10.9. Usernames in RDP connections

When processing RDP connections, PSM attempts to extract the username from the connection. For example, you need the username to:

  • Use gateway authentication for the connection. For details on gateway authentication, see Section 18.2, Configuring gateway authentication.

  • Use usermapping policies. In this case, PSM compares the username on the server with the username on the gateway. For details on usermapping policies and gateway authentication, see Procedure 18.1, Configuring usermapping policies and Section 18.2, Configuring gateway authentication, respectively.


    In certain cases, PSM receives an empty username from the server, and the connection will be denied by the usermapping policy unless a policy is set for the connection that allows every user for the given group. To add such a policy, specify * in the Username on the server field of the usermapping policy. For a list of cases when PSM receives empty username, see Section Windows settings that interfere with username extraction.

  • Search or filter connections by the username on the PSM search interface, or create automatic statistics based on the username.

  • Find the connection of the user on the Four Eyes and Active Connections pages.

  • Usernames are also essential if you want to use Privileged Account Analytics. If you are interested in Privileged Account Analytics, contact our Sales Team, or your Balabit representative.

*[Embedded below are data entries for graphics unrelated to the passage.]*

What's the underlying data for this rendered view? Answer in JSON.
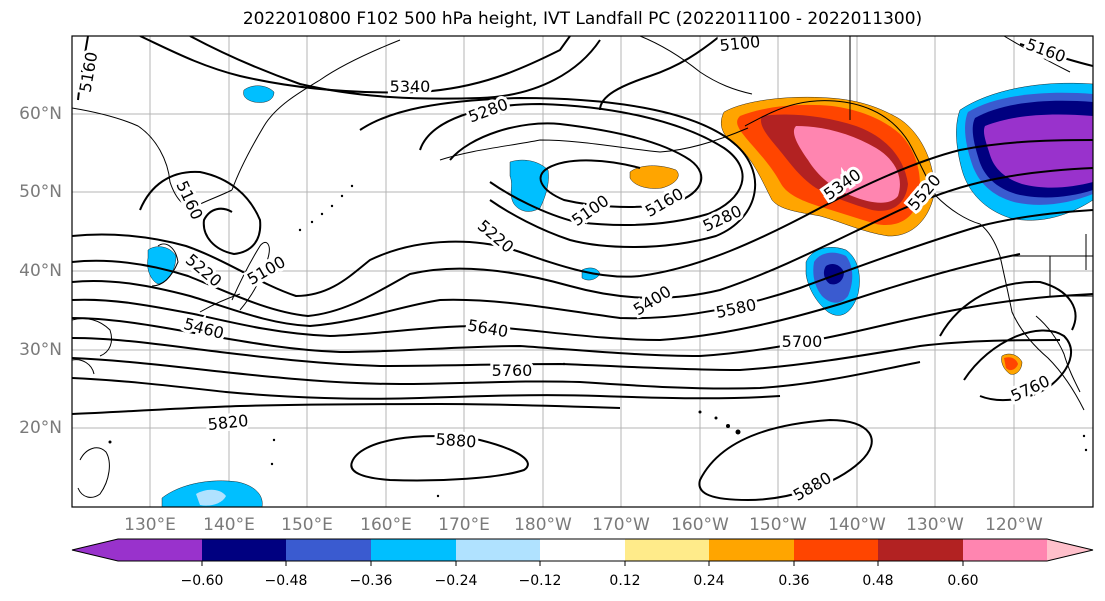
{
  "title": "2022010800 F102 500 hPa height, IVT Landfall PC (2022011100 - 2022011300)",
  "lat_labels": [
    "60°N",
    "50°N",
    "40°N",
    "30°N",
    "20°N"
  ],
  "lon_labels": [
    "130°E",
    "140°E",
    "150°E",
    "160°E",
    "170°E",
    "180°W",
    "170°W",
    "160°W",
    "150°W",
    "140°W",
    "130°W",
    "120°W"
  ],
  "contour_labels": [
    "5160",
    "5340",
    "5280",
    "5100",
    "5160",
    "5160",
    "5100",
    "5160",
    "5220",
    "5220",
    "5100",
    "5460",
    "5400",
    "5580",
    "5640",
    "5700",
    "5760",
    "5820",
    "5880",
    "5880",
    "5340",
    "5280",
    "5520",
    "5760"
  ],
  "colorbar": {
    "tick_labels": [
      "−0.60",
      "−0.48",
      "−0.36",
      "−0.24",
      "−0.12",
      "0.12",
      "0.24",
      "0.36",
      "0.48",
      "0.60"
    ],
    "colors": [
      "#9932cc",
      "#000080",
      "#3a5bd0",
      "#00bfff",
      "#b0e2ff",
      "#ffffff",
      "#ffeb8a",
      "#ffa500",
      "#ff4500",
      "#b22222",
      "#ff85b0",
      "#ffc0cb"
    ]
  }
}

PSM can record the username automatically if the RDP connection is using Network Level Authentication (CredSSP), and usually in other scenarios as well. If PSM cannot automatically extract the username, it displays the following login screen to the user (note that PSM can display this login screen only in TLS-encrypted connections).

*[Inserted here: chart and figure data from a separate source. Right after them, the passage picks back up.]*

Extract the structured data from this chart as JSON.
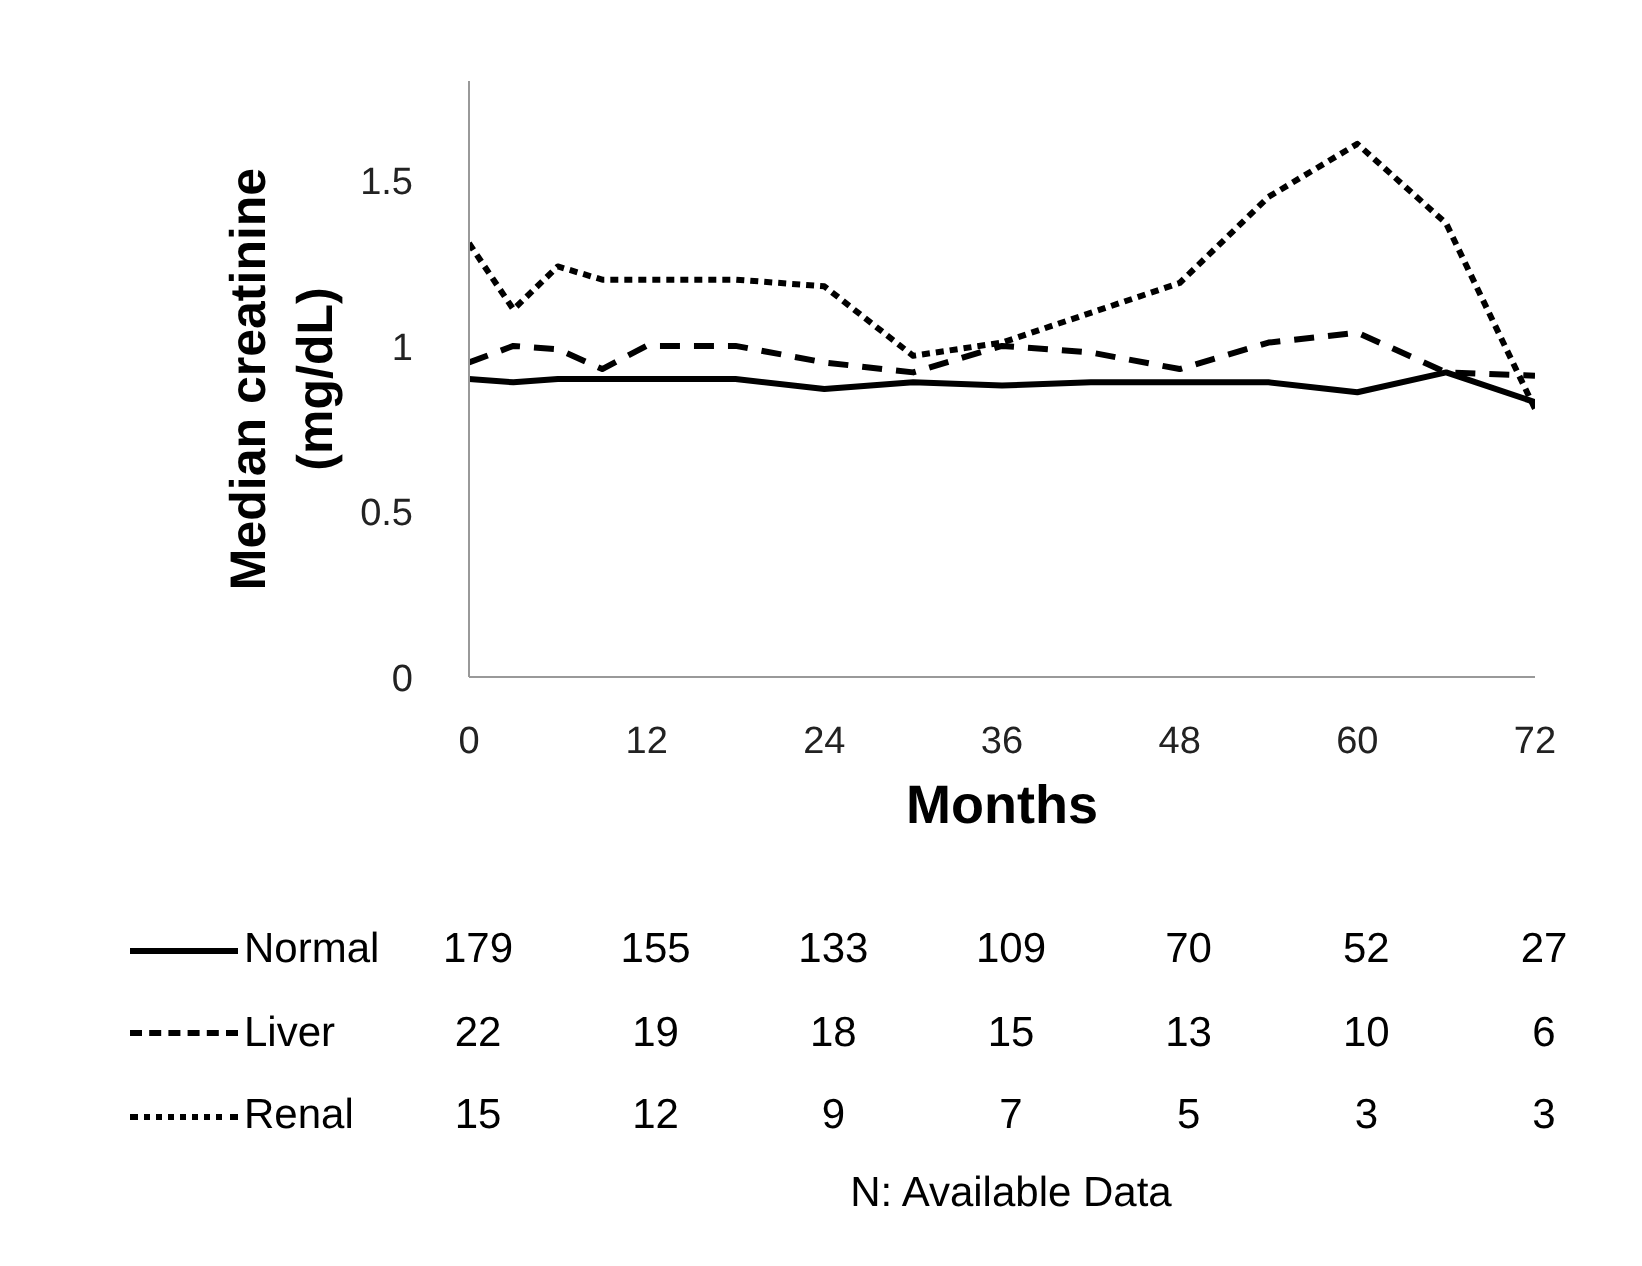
{
  "chart_data": {
    "type": "line",
    "xlabel": "Months",
    "ylabel": "Median creatinine\n(mg/dL)",
    "xlim": [
      0,
      72
    ],
    "xticks": [
      0,
      12,
      24,
      36,
      48,
      60,
      72
    ],
    "ylim": [
      0,
      1.8
    ],
    "yticks": [
      0,
      0.5,
      1,
      1.5
    ],
    "grid": false,
    "legend": "bottom",
    "marker": "none",
    "series": [
      {
        "name": "Normal",
        "color": "#000000",
        "line_style": "solid",
        "x": [
          0,
          3,
          6,
          18,
          24,
          30,
          36,
          42,
          54,
          60,
          66,
          72
        ],
        "values": [
          0.9,
          0.89,
          0.9,
          0.9,
          0.87,
          0.89,
          0.88,
          0.89,
          0.89,
          0.86,
          0.92,
          0.83
        ]
      },
      {
        "name": "Liver",
        "color": "#000000",
        "line_style": "dashed",
        "x": [
          0,
          3,
          6,
          9,
          12,
          18,
          24,
          30,
          36,
          42,
          48,
          54,
          60,
          66,
          72
        ],
        "values": [
          0.95,
          1.0,
          0.99,
          0.93,
          1.0,
          1.0,
          0.95,
          0.92,
          1.0,
          0.98,
          0.93,
          1.01,
          1.04,
          0.92,
          0.91
        ]
      },
      {
        "name": "Renal",
        "color": "#000000",
        "line_style": "dotted",
        "x": [
          0,
          3,
          6,
          9,
          18,
          24,
          30,
          36,
          48,
          54,
          60,
          66,
          72
        ],
        "values": [
          1.31,
          1.11,
          1.24,
          1.2,
          1.2,
          1.18,
          0.97,
          1.01,
          1.19,
          1.45,
          1.61,
          1.37,
          0.81
        ]
      }
    ],
    "annotations": [
      "179",
      "155",
      "133",
      "109",
      "70",
      "52",
      "27",
      "22",
      "19",
      "18",
      "15",
      "13",
      "10",
      "6",
      "15",
      "12",
      "9",
      "7",
      "5",
      "3",
      "3",
      "N: Available Data"
    ]
  }
}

The known scenarios that interfere with RDP usernames are listed in Section Windows settings that interfere with username extraction.

Figure 10.8. Server-side login in RDP

Server-side login in RDP

To ensure that your users can access the target servers only when their username is recorded, you can configure PSM to terminate RDP connections if it cannot reliably extract the username. To terminate such connections, clear the RDP Control > Settings > Permit unreliable usernames option.

Windows settings that interfere with username extraction

The following settings on the Windows client or server can prevent PSM from correctly extracting the username from the RDP connection. As a result, the username is not visible on the Search, Four Eyes and Active Connections pages.

  • The DontDisplayLastUserName option is enabled on the server. The DontDisplayLastUserName security setting of Windows servers specifies whether the username from the last successful login is displayed on the login screen as a default for the next login. To disable the DontDisplayLastUserName security setting, do one of the following.

  • There is no server-side authentication. To avoid this problem, ensure that your server requires authentication from the users.

  • If the server is Windows 2003 Server or Windows XP and the Allow to save credentials or Remember my credentials options are enabled in the Remote Desktop client application. In this case, disable these options on the client, and delete any credentials that have already been saved on the client.